Wildfires regularly sweep through California, destroying forests and threatening homes. But a recent study shows an unexpected danger of the fires: They can shut down, or prevent access to, hospitals and other inpatient facilities.
The Washington Post
April 30, 2023
By Erin Blakemore
In a study published in the American Journal of Public Health, researchers analyzed inpatient facilities’ proximity to fire threat zones as determined by California’s Department of Forestry and Fire Protection. According to the agency, fire threats are determined by the likelihood of a fire in a given area and the potential behavior of such a fire. The agency uses a scale that ranges from “low” to “extreme” to help assess the potential effects of a wildfire.
Those effects include closures of hospitals, nursing homes and inpatient mental health facilities, the researchers write. They analyzed inpatient facilities’ proximity to fire zones and their bed capacities across a total of 3,087 inpatient facilities and 214,358 beds. A full 95 percent of the state’s inpatient capacity is within 3.7 miles of a high fire threat zone, they write. Half is within 0.87 mile of a high fire threat zone and just 15.5 miles away from extreme threat fire zones.
The researchers found that Northern California hospitals are at particular risk because of the lower number of inpatient options in those zones.

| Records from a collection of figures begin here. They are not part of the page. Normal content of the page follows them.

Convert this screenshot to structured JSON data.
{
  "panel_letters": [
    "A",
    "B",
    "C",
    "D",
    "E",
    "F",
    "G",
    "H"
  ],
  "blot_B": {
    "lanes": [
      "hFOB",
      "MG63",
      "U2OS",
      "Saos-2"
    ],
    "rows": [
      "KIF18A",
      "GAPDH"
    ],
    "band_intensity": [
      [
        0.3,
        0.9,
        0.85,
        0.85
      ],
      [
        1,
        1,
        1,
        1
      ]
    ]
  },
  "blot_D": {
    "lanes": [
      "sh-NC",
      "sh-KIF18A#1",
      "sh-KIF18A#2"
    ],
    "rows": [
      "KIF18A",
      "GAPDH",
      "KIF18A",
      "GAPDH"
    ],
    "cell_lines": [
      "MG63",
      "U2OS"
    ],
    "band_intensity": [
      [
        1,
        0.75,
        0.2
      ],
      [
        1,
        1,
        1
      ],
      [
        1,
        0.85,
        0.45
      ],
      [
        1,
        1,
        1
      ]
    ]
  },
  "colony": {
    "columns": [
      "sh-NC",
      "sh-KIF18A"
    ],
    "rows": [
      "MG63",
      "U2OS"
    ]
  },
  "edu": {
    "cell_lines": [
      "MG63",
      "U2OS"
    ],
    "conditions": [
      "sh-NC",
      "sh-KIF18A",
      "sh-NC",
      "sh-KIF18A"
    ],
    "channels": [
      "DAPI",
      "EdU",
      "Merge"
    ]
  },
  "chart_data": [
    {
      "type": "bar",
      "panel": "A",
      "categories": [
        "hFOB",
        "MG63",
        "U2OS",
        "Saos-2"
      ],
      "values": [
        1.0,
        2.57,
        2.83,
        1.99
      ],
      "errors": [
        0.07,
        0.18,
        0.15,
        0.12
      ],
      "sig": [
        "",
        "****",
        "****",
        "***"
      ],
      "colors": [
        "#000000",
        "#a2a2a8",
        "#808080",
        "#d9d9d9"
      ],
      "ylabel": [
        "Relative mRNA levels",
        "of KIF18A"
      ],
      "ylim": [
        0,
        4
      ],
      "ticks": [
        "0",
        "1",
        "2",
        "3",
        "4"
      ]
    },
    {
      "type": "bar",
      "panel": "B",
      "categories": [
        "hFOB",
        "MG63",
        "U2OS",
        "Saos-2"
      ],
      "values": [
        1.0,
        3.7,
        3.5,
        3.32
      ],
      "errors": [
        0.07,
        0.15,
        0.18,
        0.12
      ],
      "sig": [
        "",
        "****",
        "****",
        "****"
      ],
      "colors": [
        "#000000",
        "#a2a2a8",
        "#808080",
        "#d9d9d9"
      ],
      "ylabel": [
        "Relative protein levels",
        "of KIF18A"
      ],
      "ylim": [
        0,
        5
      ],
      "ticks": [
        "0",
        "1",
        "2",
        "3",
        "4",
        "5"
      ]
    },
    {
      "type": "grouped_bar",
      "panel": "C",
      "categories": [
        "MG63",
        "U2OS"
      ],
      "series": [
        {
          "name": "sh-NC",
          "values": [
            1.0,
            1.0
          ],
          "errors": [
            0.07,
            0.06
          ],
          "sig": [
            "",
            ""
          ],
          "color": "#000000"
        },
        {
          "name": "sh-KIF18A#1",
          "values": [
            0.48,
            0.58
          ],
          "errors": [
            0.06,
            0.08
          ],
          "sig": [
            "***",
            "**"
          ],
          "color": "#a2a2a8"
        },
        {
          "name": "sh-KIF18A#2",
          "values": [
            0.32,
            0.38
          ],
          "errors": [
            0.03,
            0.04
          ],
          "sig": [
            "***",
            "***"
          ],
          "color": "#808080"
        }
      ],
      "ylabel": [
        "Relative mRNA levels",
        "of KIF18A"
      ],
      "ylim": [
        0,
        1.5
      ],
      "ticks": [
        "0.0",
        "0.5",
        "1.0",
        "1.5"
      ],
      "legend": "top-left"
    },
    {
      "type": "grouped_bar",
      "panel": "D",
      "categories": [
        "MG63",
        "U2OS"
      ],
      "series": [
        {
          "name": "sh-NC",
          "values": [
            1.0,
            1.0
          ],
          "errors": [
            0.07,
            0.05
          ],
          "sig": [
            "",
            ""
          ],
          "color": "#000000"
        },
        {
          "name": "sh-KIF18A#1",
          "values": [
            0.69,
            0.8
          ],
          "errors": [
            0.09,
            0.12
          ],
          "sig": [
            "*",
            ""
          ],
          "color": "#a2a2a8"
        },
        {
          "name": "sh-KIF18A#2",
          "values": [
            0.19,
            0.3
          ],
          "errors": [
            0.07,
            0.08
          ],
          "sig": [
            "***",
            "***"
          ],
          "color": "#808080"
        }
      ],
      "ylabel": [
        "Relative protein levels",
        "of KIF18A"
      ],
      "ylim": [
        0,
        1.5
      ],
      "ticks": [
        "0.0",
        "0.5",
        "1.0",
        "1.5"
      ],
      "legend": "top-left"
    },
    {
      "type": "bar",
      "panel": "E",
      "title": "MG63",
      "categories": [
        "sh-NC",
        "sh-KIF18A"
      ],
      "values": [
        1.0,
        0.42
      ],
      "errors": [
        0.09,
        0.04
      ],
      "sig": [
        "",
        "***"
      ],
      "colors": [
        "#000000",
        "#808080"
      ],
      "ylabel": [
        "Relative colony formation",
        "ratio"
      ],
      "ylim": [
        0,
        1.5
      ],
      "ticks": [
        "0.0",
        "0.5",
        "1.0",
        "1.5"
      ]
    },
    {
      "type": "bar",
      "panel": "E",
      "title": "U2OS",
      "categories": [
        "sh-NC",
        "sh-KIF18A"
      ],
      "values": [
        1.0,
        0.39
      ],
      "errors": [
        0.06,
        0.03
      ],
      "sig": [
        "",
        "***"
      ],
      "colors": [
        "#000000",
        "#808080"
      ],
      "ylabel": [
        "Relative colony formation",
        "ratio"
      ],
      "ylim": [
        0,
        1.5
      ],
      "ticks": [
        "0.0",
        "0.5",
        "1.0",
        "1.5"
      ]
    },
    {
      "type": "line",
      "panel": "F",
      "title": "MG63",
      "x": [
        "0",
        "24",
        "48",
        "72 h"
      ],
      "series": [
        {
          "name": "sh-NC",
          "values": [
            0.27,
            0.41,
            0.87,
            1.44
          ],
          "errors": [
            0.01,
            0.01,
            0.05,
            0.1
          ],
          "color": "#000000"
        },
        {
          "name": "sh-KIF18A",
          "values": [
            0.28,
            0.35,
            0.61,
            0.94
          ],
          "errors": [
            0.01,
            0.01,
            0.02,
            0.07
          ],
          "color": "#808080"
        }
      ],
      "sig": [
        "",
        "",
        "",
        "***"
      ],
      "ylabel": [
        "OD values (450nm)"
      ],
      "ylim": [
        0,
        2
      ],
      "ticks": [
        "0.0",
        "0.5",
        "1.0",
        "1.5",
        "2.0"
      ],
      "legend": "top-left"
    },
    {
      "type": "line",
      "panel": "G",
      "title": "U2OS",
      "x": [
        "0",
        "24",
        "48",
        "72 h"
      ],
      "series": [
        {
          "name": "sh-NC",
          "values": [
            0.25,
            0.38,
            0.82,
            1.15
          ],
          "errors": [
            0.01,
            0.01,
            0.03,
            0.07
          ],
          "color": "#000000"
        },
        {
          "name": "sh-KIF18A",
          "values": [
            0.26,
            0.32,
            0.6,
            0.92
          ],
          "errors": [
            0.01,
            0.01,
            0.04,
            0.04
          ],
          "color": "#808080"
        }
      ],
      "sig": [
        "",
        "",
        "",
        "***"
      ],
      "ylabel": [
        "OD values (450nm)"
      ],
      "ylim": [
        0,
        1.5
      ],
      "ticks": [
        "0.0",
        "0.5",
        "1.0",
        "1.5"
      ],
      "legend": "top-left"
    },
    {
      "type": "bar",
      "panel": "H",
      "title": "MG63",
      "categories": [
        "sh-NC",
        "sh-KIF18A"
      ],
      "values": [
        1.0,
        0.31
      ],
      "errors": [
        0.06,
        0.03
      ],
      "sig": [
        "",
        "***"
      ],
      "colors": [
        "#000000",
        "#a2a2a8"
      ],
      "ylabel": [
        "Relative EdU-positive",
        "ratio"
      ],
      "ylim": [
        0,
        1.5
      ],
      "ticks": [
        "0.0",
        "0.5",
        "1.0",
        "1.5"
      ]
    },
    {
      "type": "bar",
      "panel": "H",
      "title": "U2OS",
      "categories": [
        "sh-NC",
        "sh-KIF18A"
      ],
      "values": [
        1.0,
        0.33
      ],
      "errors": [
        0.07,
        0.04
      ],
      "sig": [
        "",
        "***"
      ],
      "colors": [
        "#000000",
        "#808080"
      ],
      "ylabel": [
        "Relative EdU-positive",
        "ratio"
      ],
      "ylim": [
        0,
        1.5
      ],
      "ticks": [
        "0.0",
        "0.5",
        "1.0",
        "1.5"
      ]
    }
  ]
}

This is of particular concern, they write, because of the area’s fire hazards. Both of the state’s two most destructive wildfires took place in Northern California.
Previous research has found that human-caused climate change helped double the amount of cumulative forest fire area in the West between 1984 and 2015, and scientists expect that trend to continue as temperatures warm and the landscape dries out.
Given the current and future threats, the research team urges hospital leaders and policymakers to prepare evacuation plans and consider how to react during situations in which hospital access can be disrupted by fires.
“As the climate crisis continues to raise wildfire risk,” they write, “it is vital to protect inpatient health care facilities.”